Histoire d’une réussite
témoignage de madame Marie-Gisèle Dupoux


C’est en 1975 que Marie-Gisèle Dupoux, étudiante, arrive à Montréal. C’est à l’Université du Québec qu’elle obtient son baccalauréat en chimie. Une fois le BAC terminé, elle retourne à Port-au-Prince. Elle décroche un emploi au ministère du Commerce et de l’Industrie comme assistant-directeur au contrôle de la qualité et à la protection du consommateur.

Un stage de formation en Roumanie sur l’utilisation des herbes médicinales est suivi d’un court séjour en France, à l’Association française de normalisation. La route défile. De 1993 à 2000, elle est membre du Cabinet particulier de cinq ministres et directeur du Bureau National des Examens d’État à Port-au-Prince.

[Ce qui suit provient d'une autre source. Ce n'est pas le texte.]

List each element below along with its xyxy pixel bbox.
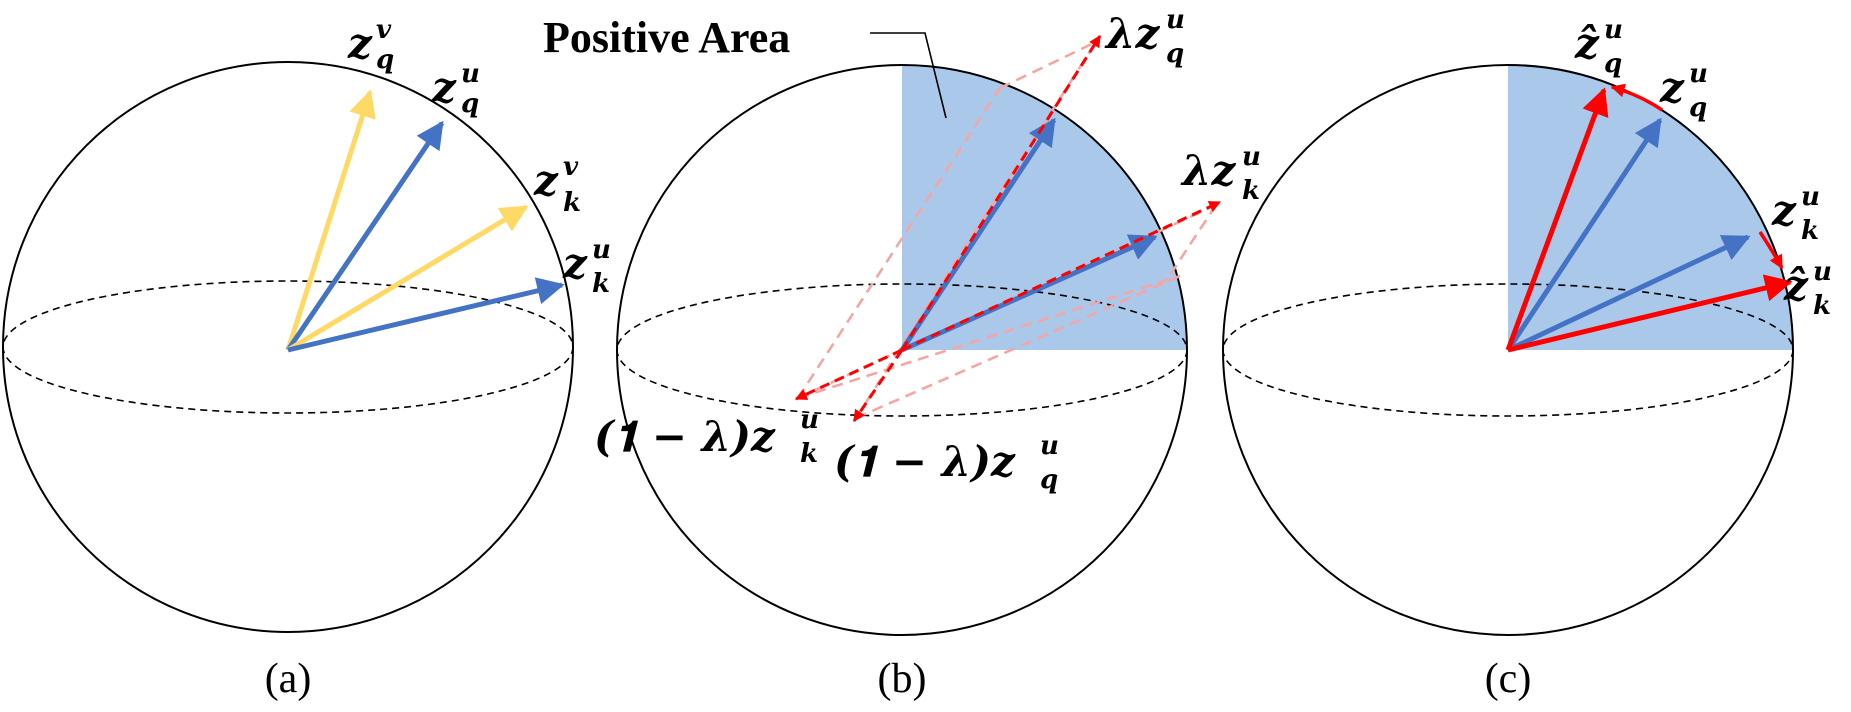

En décembre 2000, madame Dupoux vient s’installer à Montréal. Son expérience comme gestionnaire et administratrice lui donne confiance en la possibilité de trouver un emploi assez rapidement. Elle ne perd pas de temps. Téléphones, lecture assidue des offres d’emploi, rédaction et envois de curriculum vitae, rencontres avec les employeurs potentiels, rien n’est négligé. Mais, rien n’arrive. C’est long, trop long! Trop formée! Trop âgée! Surqualifiée! Elle se sent seule et découragée! Sa confiance en elle est minée. Elle ne sait plus! Cependant, elle n’abandonne pas. Au Salon de l’Emploi, elle trouve de l’information sur le Centre Eurêka. En juin 2001 elle y rencontre Renée-France Rioux, conseillère, et est inscrite au Club de recherche d’emploi.

«J’ai beaucoup appris au Centre Eurêka: à me vendre, à préparer et à passer une entrevue, à connaître la situation du travail à Montréal, et aussi à mieux cibler les employeurs potentiels. Tout au long de l’atelier de trois semaines, j’ai bénéficié de la présence, de l’attention et du soutien d’une équipe de professionnels chaleureux et compétents. Tout cela m’a permis de reprendre confiance en moi. Après une longue période de recherches, sans résultats concrets, on doute de soi, de ses compétences… Socialement on se sent marginal et financièrement, c’est aussi très difficile.

La fin de l’atelier arrive. À ce moment-là, le Centre a besoin d’une secrétaire. On me propose l’emploi, j’accepte. On me fait confiance, on me reconnaît une valeur professionnelle. Mais… je ne suis pas secrétaire. Je n’ai jamais fait ce travail… je le ferai bien! Noël approche. Au lendemain d’une soirée de rencontres, M.Sylvain Camirand, secrétaire du conseil d’administration du Centre Eurêka, m’informe qu’une compagnie montréalaise en recherche sur la génétique offre un poste de coordonnateur au traitement de l’information. J’envoie mon CV. On me convoque en entrevue.

C’est le branle-bas de combat! Récapitulation des techniques apprises et préparation à l’entrevue. Ce n’était pas ma première entrevue. Mais, il faut toujours bien se préparer. Et là, j’ai le soutien de toute l’équipe du Centre. On est le 21 décembre 2001… Depuis le 2 janvier 2002, je suis coordonnatrice au traitement de l’information chez Galileo Génomique!»